Near the end of The Avalanche, in “Wanting and Willing,” once the more lecherous parts of the song give way to Kinsella’s self effacing reflection of himself, and a faint glimmer of optimism, he utters the line, “It’s been a bad year for us both.” And when this song was written, and recorded, along with the rest of the album, could Kinsella have had any idea what a lyric like that would go on to mean, within the context of this year? 

It has been a bad year for longer than just this year, and it’s been a bad year for me, and for a number of people in my life—for the friend who got out of a seven year relationship and has spent the last year and a half wondering what to do with her life; the high school classmate who suddenly found herself a single mother of two young children, being dragged through a tempestuous separation process. 

There is no resolution on The Avalanche.

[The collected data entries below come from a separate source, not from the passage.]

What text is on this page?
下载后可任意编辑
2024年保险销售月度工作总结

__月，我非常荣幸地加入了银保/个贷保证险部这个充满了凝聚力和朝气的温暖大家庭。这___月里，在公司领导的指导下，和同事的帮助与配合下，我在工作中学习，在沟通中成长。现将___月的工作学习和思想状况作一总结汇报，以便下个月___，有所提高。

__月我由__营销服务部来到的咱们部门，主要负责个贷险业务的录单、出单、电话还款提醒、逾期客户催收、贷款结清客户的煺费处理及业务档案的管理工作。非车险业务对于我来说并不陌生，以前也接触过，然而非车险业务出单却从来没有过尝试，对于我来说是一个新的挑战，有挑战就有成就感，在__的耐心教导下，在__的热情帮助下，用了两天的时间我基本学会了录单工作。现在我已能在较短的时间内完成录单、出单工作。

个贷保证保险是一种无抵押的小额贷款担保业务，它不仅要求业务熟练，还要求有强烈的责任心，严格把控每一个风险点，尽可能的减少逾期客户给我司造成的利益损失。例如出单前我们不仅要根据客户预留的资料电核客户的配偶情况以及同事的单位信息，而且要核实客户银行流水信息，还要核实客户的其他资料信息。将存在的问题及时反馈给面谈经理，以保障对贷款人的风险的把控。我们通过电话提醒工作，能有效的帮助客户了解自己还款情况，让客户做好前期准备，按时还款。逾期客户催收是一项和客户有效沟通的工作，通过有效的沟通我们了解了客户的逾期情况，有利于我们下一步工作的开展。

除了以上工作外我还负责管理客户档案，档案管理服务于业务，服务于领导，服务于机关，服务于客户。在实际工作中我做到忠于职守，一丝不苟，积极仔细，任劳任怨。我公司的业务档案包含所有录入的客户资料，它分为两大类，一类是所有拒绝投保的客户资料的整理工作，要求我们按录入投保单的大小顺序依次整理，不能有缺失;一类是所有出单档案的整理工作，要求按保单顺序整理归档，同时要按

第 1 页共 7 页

It’s not the kind of album that asks more questions than it provides answers, because for the aspect of the human condition Kinsella is writing from, and writing about, there are no easy answers to give. The album is simply a statement and a reflection on this time on his life—and this time on our lives, as listeners, as well. It isn’t an easy album to hear, lyrically, but that’s the point—it’s a reflection of life. Kinsella’s life, yes, but there are pieces of us in those reflections as well—boredom, restlessness, frustration, sadness, longing, loneliness, disappointment, love, and in the end, a small, cautious feeling of hope that maybe the next year won’t be as bad. 


1- This is just a quick aside that is too much to shoehorn into this review, but after four years at my current job, I’m happy to say it’s the longest I’ve remained at a job since leaving college, and that I am, for the most part, encouraged by my immediate colleagues to do well and grow, but it has, recently, become so fucking stressful. Oh my god. 

2- American Football’s third album arrived at the start of 2019 and that literally seems like a lifetime ago for myriad reasons.

3- The Avalanche was announced in the spring of 2020, with the release date of June 19th; ‘Juneteenth.’ Issued among weeks of racial tension and unrest across the country, Juneteenth was selected as a day when Bandcamp was donating its cut of sales to the NAACP Legal Defense Fund; Kinsella himself felt compelled to donate 100% of the proceeds from that weekend’s sales to the same cause as well, however, he did catch some flak online from people chiding him for not delaying the release of his record. He clapped back, which was ill-advised, I guess, and he had to back peddle with an apology for lashing out. I guess what I’m saying with this footnote is that The Avalanche is a tumultuous record, already, and was unfortunately released during a very strange, tumultuous time in history.